= Damien Keown =

Bioethicist focused on Buddhist ethics

Damien Keown (born 1951) is a British academic, bioethicist, and authority on Buddhist bioethics. He is Professor Emeritus in the Department of History at Goldsmiths, University of London. Keown earned a B.A. in religious studies from the University of Lancaster in 1977 and a D.Phil. from the Faculty of Oriental Studies at the University of Oxford in 1986.

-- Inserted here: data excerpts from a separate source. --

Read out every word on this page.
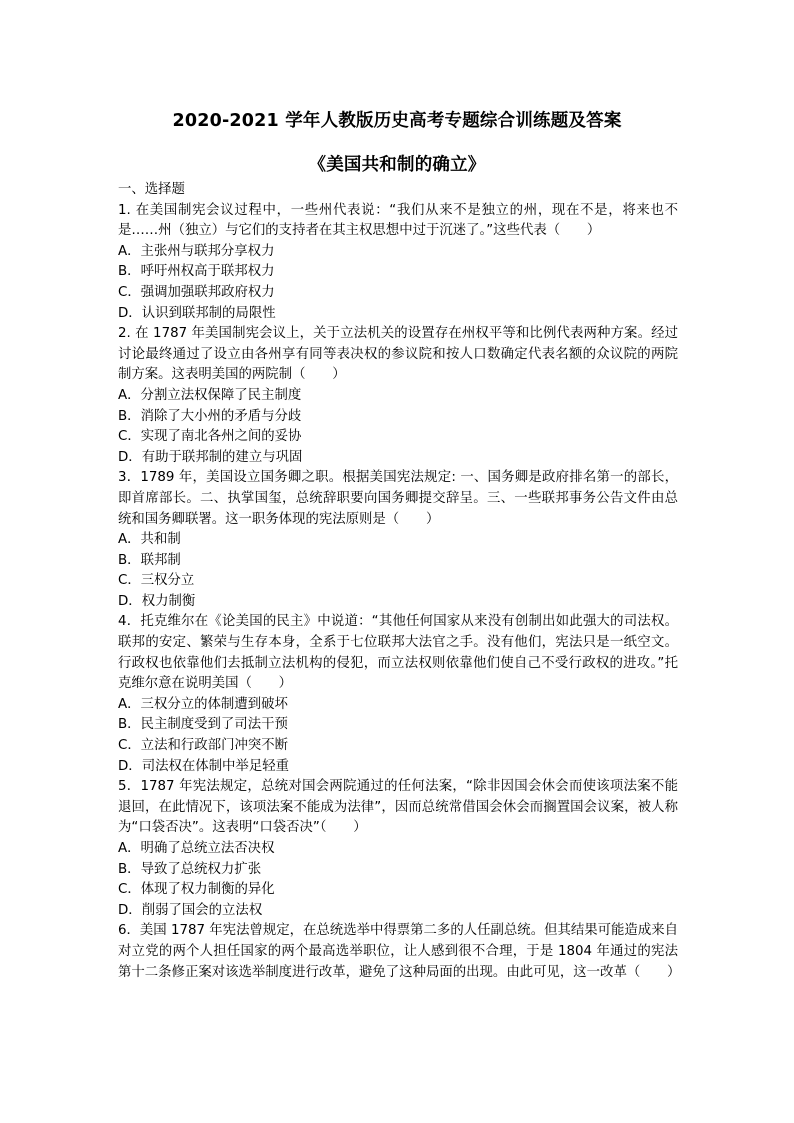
2020-2021 学年人教版历史高考专题综合训练题及答案
《美国共和制的确立》

一、选择题

1. 在美国制宪会议过程中，一些州代表说：“我们从来不是独立的州，现在不是，将来也不是……州（独立）与它们的支持者在其主权思想中过于沉迷了。”这些代表（　　）

A．主张州与联邦分享权力

B．呼吁州权高于联邦权力

C．强调加强联邦政府权力

D．认识到联邦制的局限性

2. 在 1787 年美国制宪会议上，关于立法机关的设置存在州权平等和比例代表两种方案。经过讨论最终通过了设立由各州享有同等表决权的参议院和按人口数确定代表名额的众议院的两院制方案。这表明美国的两院制（　　）

A．分割立法权保障了民主制度

B．消除了大小州的矛盾与分歧

C．实现了南北各州之间的妥协

D．有助于联邦制的建立与巩固

3．1789 年，美国设立国务卿之职。根据美国宪法规定: 一、国务卿是政府排名第一的部长，即首席部长。二、执掌国玺，总统辞职要向国务卿提交辞呈。三、一些联邦事务公告文件由总统和国务卿联署。这一职务体现的宪法原则是（　　）

A．共和制

B．联邦制

C．三权分立

D．权力制衡

4．托克维尔在《论美国的民主》中说道：“其他任何国家从来没有创制出如此强大的司法权。联邦的安定、繁荣与生存本身，全系于七位联邦大法官之手。没有他们，宪法只是一纸空文。行政权也依靠他们去抵制立法机构的侵犯，而立法权则依靠他们使自己不受行政权的进攻。”托克维尔意在说明美国（　　）

A．三权分立的体制遭到破坏

B．民主制度受到了司法干预

C．立法和行政部门冲突不断

D．司法权在体制中举足轻重

5．1787 年宪法规定，总统对国会两院通过的任何法案，“除非因国会休会而使该项法案不能退回，在此情况下，该项法案不能成为法律”，因而总统常借国会休会而搁置国会议案，被人称为“口袋否决”。这表明“口袋否决”（　　）

A．明确了总统立法否决权

B．导致了总统权力扩张

C．体现了权力制衡的异化

D．削弱了国会的立法权

6．美国 1787 年宪法曾规定，在总统选举中得票第二多的人任副总统。但其结果可能造成来自对立党的两个人担任国家的两个最高选举职位，让人感到很不合理，于是 1804 年通过的宪法第十二条修正案对该选举制度进行改革，避免了这种局面的出现。由此可见，这一改革（　　）
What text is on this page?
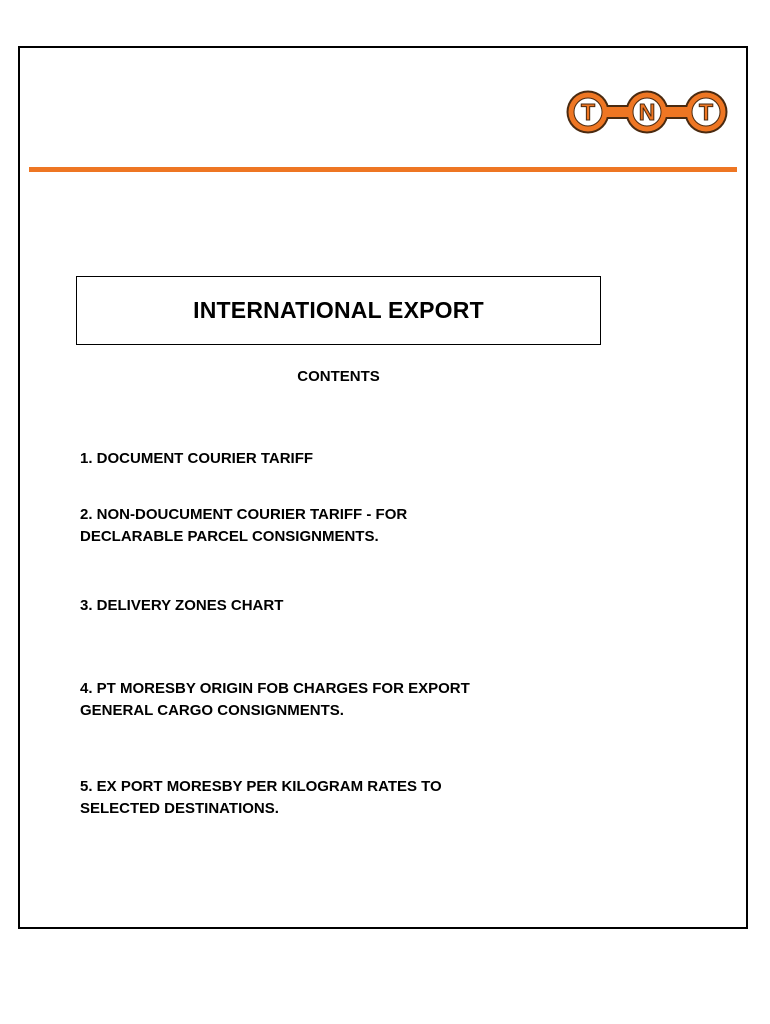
T N T
INTERNATIONAL EXPORT
CONTENTS
1. DOCUMENT COURIER TARIFF
2. NON-DOUCUMENT COURIER TARIFF - FOR
DECLARABLE PARCEL CONSIGNMENTS.
3. DELIVERY ZONES CHART
4. PT MORESBY ORIGIN FOB CHARGES FOR EXPORT
GENERAL CARGO CONSIGNMENTS.
5. EX PORT MORESBY PER KILOGRAM RATES TO
SELECTED DESTINATIONS.
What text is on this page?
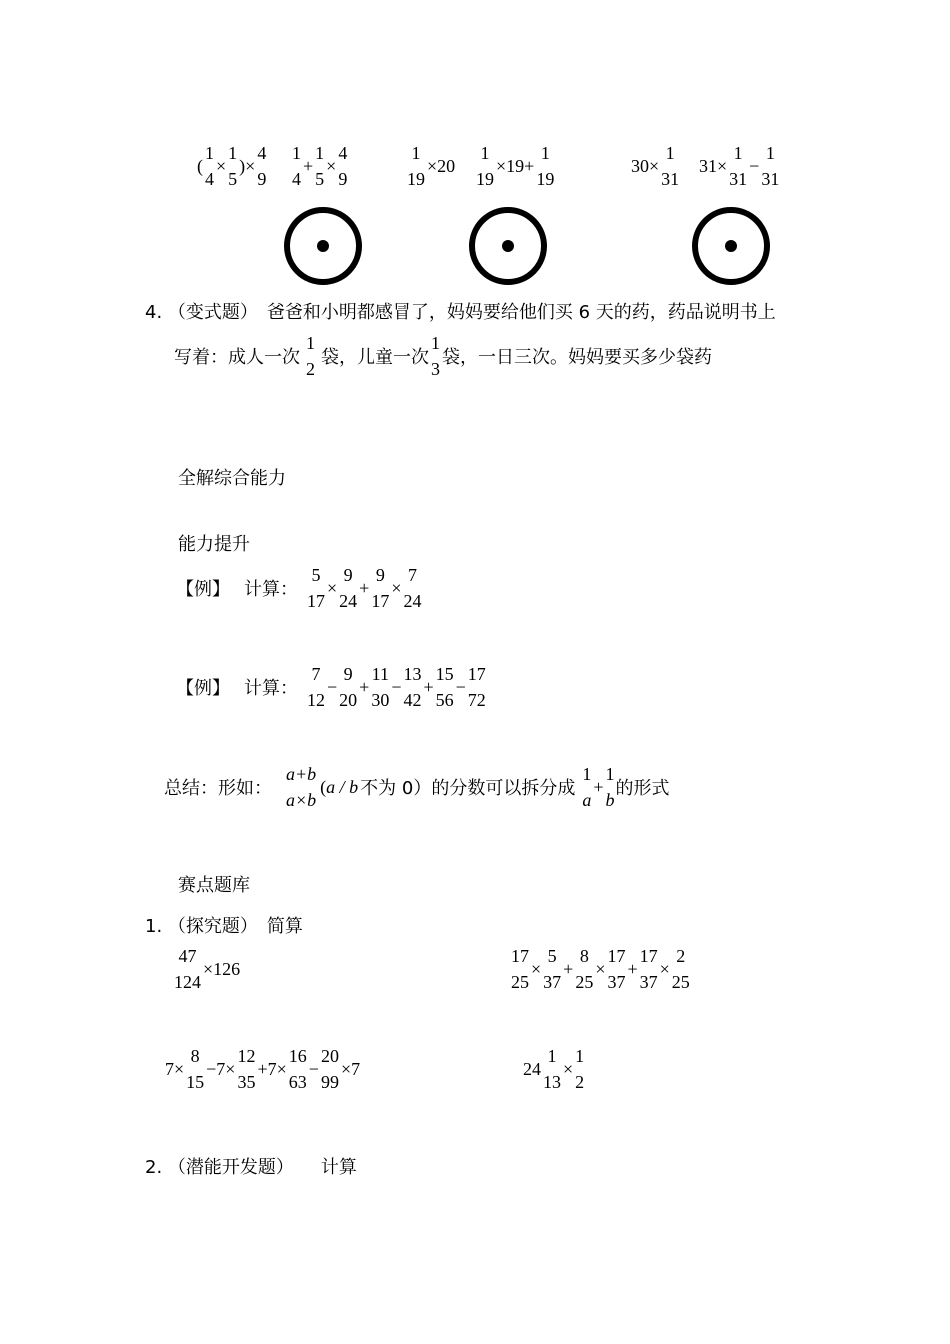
(
1
4
×
1
5
)×
4
9
1
4
+
1
5
×
4
9
1
19
×20
1
19
×19+
1
19
30×
1
31
31×
1
31
−
1
31
4. （变式题）　爸爸和小明都感冒了，妈妈要给他们买 6 天的药，药品说明书上
写着：成人一次
1
2
袋，儿童一次
1
3
袋，一日三次。妈妈要买多少袋药
全解综合能力
能力提升
【例】 计算：
5
17
×
9
24
+
9
17
×
7
24
【例】 计算：
7
12
−
9
20
+
11
30
−
13
42
+
15
56
−
17
72
总结：形如：
a+b
a×b
( a / b 不为 0）的分数可以拆分成
1
a
+
1
b
的形式
赛点题库
1. （探究题）　简算
47
124
×126
17
25
×
5
37
+
8
25
×
17
37
+
17
37
×
2
25
7×
8
15
−7×
12
35
+7×
16
63
−
20
99
×7	24
1
13
×
1
2
2. （潜能开发题）　　计算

Keown has published research examining Buddhism and the ethics of suicide, the issue of brain death as it relates to organ donation, and the ethical relationship between Buddhism and ecology. Keown's published works include The Nature of Buddhist Ethics (1992) and Buddhism & Bioethics (1995). He has also served as editor for the Routledge Encyclopedia of Buddhism and produced two books in Oxford University's Very Short Introduction series, one on Buddhism and the other on Buddhist ethics. He is a Fellow of the Royal Asiatic Society.

==Bibliography==
- The Nature of Buddhist Ethics. London: Palgrave Macmillan. 1992
- Buddhism: A Very Short Introduction. Oxford: Oxford University Press, 1996.
- Buddhism and Abortion. Honolulu: University of Hawai'i Press, 1999.
- Contemporary Buddhist Ethics. Cambridge, Massachusetts: Harvard University Press, 2000.
- Buddhism & Bioethics. London: Macmillan Palgrave, 2001
- Buddhist Ethics: A Very Short Introduction. Oxford: Oxford University Press, 2005.